LCCs major contributors to record Airbus and Boeing aircraft orders
LCCs have been major contributors to record aircraft orders for Airbus and Boeing in recent years. Each manufacturer holds around 3,400 aircraft in their backlogs – or around six years of production. These are levels not seen in the history of aviation.
LCCs have accounted for 36.2% of total aircraft orders in the past two years (38.9% of orders in 2006 and 34.0% in 2007).
But whether the cycle can continue is the 64 billion dollar question for the aviation industry. To date, both Airbus and Boeing have remained bullish on the prospects in the year ahead, but have they put too much faith in the strength of the current order cycle?
We are reviewing this question in a special two-part Perspective in Peanuts! Weekly.

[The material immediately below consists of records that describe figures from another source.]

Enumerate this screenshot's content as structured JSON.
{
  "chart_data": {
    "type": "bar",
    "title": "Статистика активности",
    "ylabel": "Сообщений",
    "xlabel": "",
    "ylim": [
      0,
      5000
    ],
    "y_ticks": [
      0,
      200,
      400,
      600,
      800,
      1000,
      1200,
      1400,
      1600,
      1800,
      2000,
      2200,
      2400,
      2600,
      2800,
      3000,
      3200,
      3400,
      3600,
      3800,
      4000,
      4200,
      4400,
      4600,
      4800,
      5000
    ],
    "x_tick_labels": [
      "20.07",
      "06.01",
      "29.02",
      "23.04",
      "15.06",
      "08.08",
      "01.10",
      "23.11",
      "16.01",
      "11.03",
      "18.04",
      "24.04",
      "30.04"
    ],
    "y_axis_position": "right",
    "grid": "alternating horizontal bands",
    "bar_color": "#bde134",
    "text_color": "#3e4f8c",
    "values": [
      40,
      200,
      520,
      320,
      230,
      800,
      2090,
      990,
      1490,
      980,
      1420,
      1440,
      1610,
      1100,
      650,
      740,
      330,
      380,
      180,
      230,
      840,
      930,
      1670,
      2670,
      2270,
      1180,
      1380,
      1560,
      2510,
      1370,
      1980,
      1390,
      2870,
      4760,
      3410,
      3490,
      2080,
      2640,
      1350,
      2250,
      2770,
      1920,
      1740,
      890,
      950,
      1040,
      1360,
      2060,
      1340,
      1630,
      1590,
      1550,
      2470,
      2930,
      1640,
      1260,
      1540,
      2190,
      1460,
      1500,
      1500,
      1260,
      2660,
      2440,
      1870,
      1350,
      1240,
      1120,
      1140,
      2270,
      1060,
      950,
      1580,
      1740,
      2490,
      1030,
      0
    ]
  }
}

A brief extract of the first part is provided below.
Hills and valleys ahead?
The current, particularly strong, order cycle has several drivers, including:
- Continued strong air travel demand, thanks to the synchronised robust global economy, contributing to a return to industry-wide profitability in 2007, and prompting airlines to order aircraft to update and expand their fleets;
- Delays to new aircraft programmes, including the A380 and B787 debuts, which contributed to high load factors and the need for airlines to order;
- The push for greater fleet efficiencies, due to surging oil prices;
- Increasing aviation liberalisation, fuelling the need for expanded fleets for airlines targeting new growth opportunities;
- Growing environmental awareness, giving airlines with newer, more fuel efficient aircraft an edge, particularly in the environmental public relations stakes;
- A lack of (meaningful) industry consolidation, where carriers have merged and either cut or deferred aircraft orders.
Other factors, including a strong leasing sector have also kept up the aircraft orders momentum, while the sheer size of the production backlogs – and “sold-out” signs from the manufacturers - reinforced the message that airlines needed to order quickly or face lengthy delays – and higher prices – to the delivery of new aircraft.
Whereas the aircraft manufacturers suffered major downturns in the past, resulting in severe production cutbacks (and now production shortages), the industry is more hopeful of a smoother orders cycle in the future.
The CEO of Airbus parent, EADS, Louis Gallois, last week put this succinctly when he predicted that the days of “peaks and canyons” in global aircraft orders are over, though manufacturers could expect “more hills and valleys” in the future.